There was an unfamiliar sound coming from the well. A moaning, perhaps of wind caught in the tunnel, breathing between the bricks and mortar. Inka paused to listen with her bucket resting on the brickwork.

Knives did not ponder the wind, however, and so she decided once more to remove any telic sincerity from her actions before she attracted trouble. She reached over the well to place the bucket on its tether.

It was sudden, a wisp against her cheek, blowing her hood off her face and sending strands of greyish hair flying. She felt the shock first, long before any pain. Adrenaline works well that way, and for a moment - one which felt like minutes, yet lasted only seconds - she was able to watch as the long tube of blood-streaked meat which had burst from the well flailed upwards into the sky. Pink coils of neural tissue began anchoring it to the ground around her. She could see now that the tube was a face, elongated and passed through such a narrow confinement, only to emerge on the far side a twisted mockery of human likeness.

Inka bit her lip to stop herself crying out, but found that her body was shaking so badly that she ended up biting her tongue and drawing blood.

What’s wrong with me?

Stealthily walking backwards, low to the ground, she moved to pull her hood back over her face but for some reason it didn’t move.

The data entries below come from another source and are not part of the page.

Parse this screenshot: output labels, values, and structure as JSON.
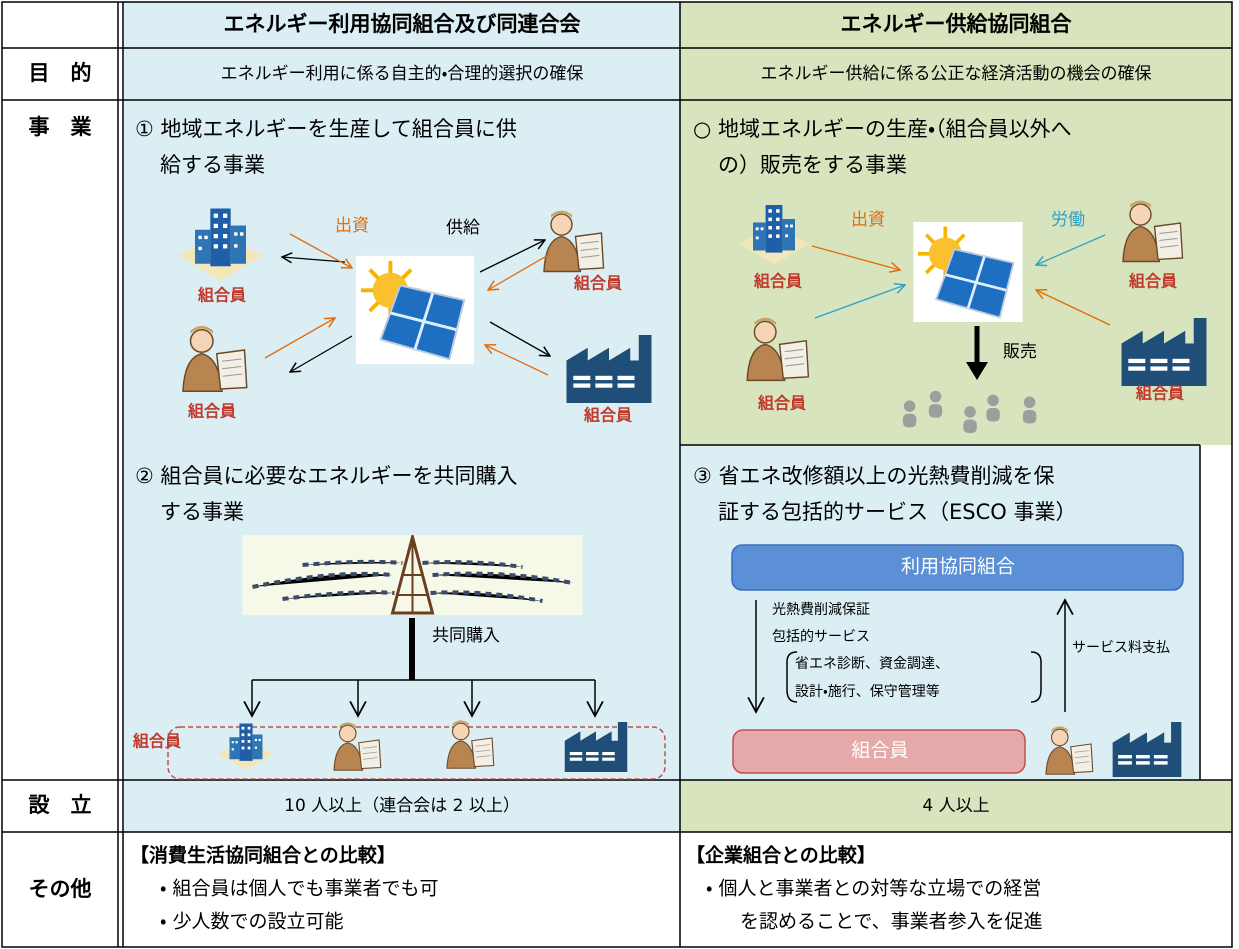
{
  "header": {
    "columns": [
      "エネルギー利用協同組合及び同連合会",
      "エネルギー供給協同組合"
    ]
  },
  "purpose": {
    "label": "目　的",
    "left": "エネルギー利用に係る自主的・合理的選択の確保",
    "right": "エネルギー供給に係る公正な経済活動の機会の確保"
  },
  "business": {
    "label": "事　業",
    "panels": [
      {
        "title_lines": [
          "①  地域エネルギーを生産して組合員に供",
          "給する事業"
        ],
        "labels": [
          "出資",
          "供給",
          "組合員",
          "組合員",
          "組合員",
          "組合員"
        ]
      },
      {
        "title_lines": [
          "○  地域エネルギーの生産・（組合員以外へ",
          "の）販売をする事業"
        ],
        "labels": [
          "出資",
          "労働",
          "販売",
          "組合員",
          "組合員",
          "組合員",
          "組合員"
        ]
      },
      {
        "title_lines": [
          "②  組合員に必要なエネルギーを共同購入",
          "する事業"
        ],
        "labels": [
          "共同購入",
          "組合員"
        ]
      },
      {
        "title_lines": [
          "③  省エネ改修額以上の光熱費削減を保",
          "証する包括的サービス（ESCO 事業）"
        ],
        "labels": [
          "利用協同組合",
          "光熱費削減保証",
          "包括的サービス",
          "省エネ診断、資金調達、",
          "設計・施行、保守管理等",
          "サービス料支払",
          "組合員"
        ]
      }
    ]
  },
  "establishment": {
    "label": "設　立",
    "left": "10 人以上（連合会は 2 以上）",
    "right": "4 人以上"
  },
  "other": {
    "label": "その他",
    "left": {
      "heading": "【消費生活協同組合との比較】",
      "lines": [
        "・ 組合員は個人でも事業者でも可",
        "・ 少人数での設立可能"
      ]
    },
    "right": {
      "heading": "【企業組合との比較】",
      "lines": [
        "・ 個人と事業者との対等な立場での経営",
        "を認めることで、事業者参入を促進"
      ]
    }
  }
}
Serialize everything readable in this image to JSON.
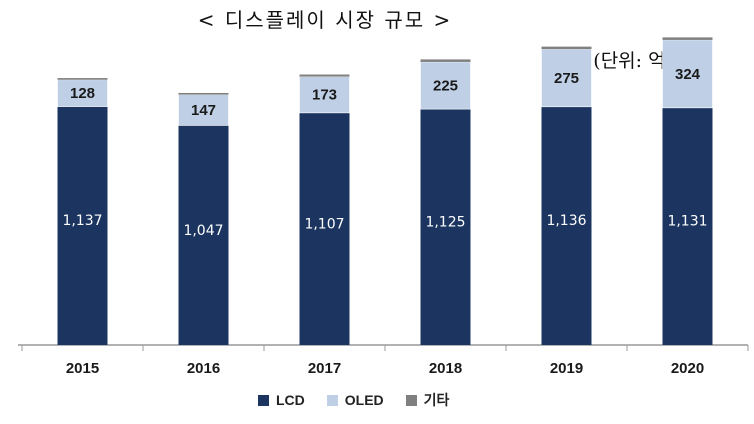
{
  "title": "< 디스플레이 시장 규모 >",
  "unit": "(단위: 억 달러)",
  "colors": {
    "LCD": "#1b3560",
    "OLED": "#bfd0e6",
    "기타": "#808080"
  },
  "chart_data": {
    "type": "bar",
    "stacked": true,
    "categories": [
      "2015",
      "2016",
      "2017",
      "2018",
      "2019",
      "2020"
    ],
    "series": [
      {
        "name": "LCD",
        "values": [
          1137,
          1047,
          1107,
          1125,
          1136,
          1131
        ],
        "labels": [
          "1,137",
          "1,047",
          "1,107",
          "1,125",
          "1,136",
          "1,131"
        ]
      },
      {
        "name": "OLED",
        "values": [
          128,
          147,
          173,
          225,
          275,
          324
        ],
        "labels": [
          "128",
          "147",
          "173",
          "225",
          "275",
          "324"
        ]
      },
      {
        "name": "기타",
        "values": [
          8,
          8,
          10,
          12,
          12,
          12
        ]
      }
    ],
    "ylim": [
      0,
      1550
    ],
    "legend_position": "bottom",
    "grid": false
  }
}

Her arm was gone. Removed from the impact from the emerging underground beast, all that remained to her was a ragged lump of shattered bone near her shoulder. Her blood coated the grass, and she knew then why she faltered, why her limbs shook so, and why for the life of her she couldn’t stop being a human.

The looming face which once belonged to Sister Claudia turned to her position. Her eyes filled with a new mother’s hunger, twin coronet horns rampant upon her brow.

“No! Get away!”

Stop it, knives don’t talk.

“Help me!”

Clear your mind. Clear it, wipe it clean. Now. Now, now!

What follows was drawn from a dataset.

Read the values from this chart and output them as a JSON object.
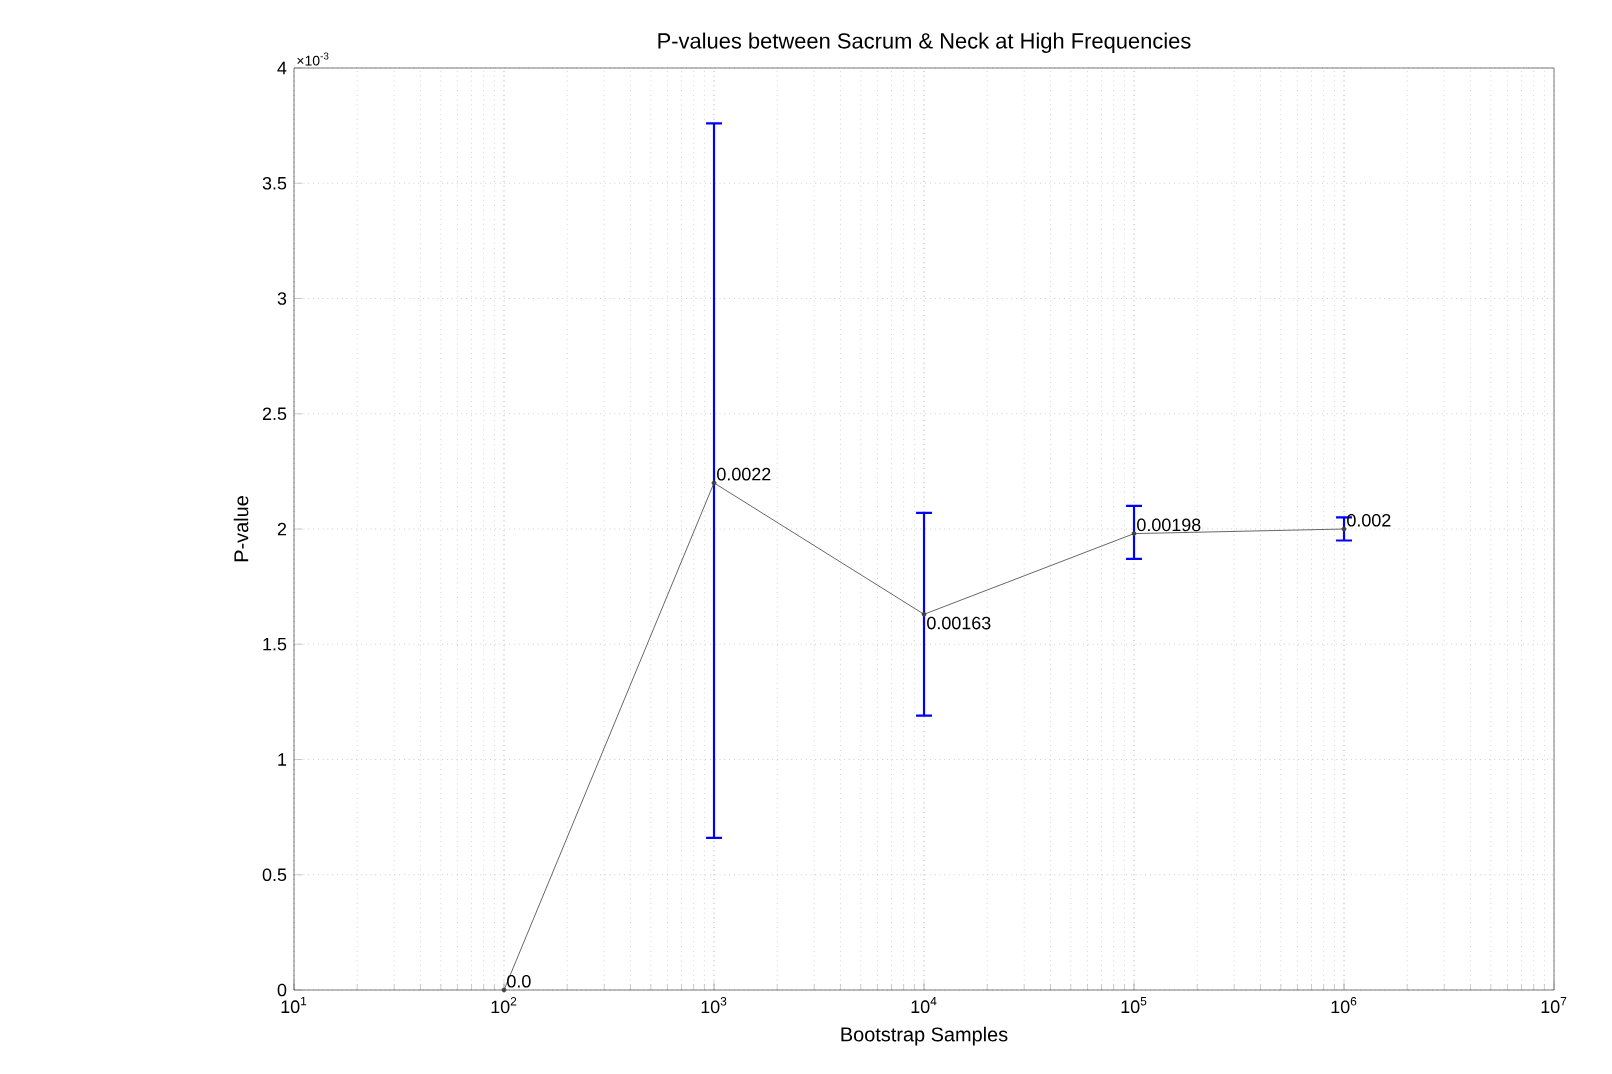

She screwed up her eyes as the Gol lunged, and her body became warm. The beast was screaming, and at the same time her skin seemed to emanate heat. It took a moment for her to realise that the warmth came from the newly risen sun.

The neurons began to release their grip on the earth as the flesh-beast scrunched up it’s face in confusion and agony, lashing the ground and disappearing back down the hole it came from.

Her last thought, before the darkness overtook her, was that someone would have to board up that well.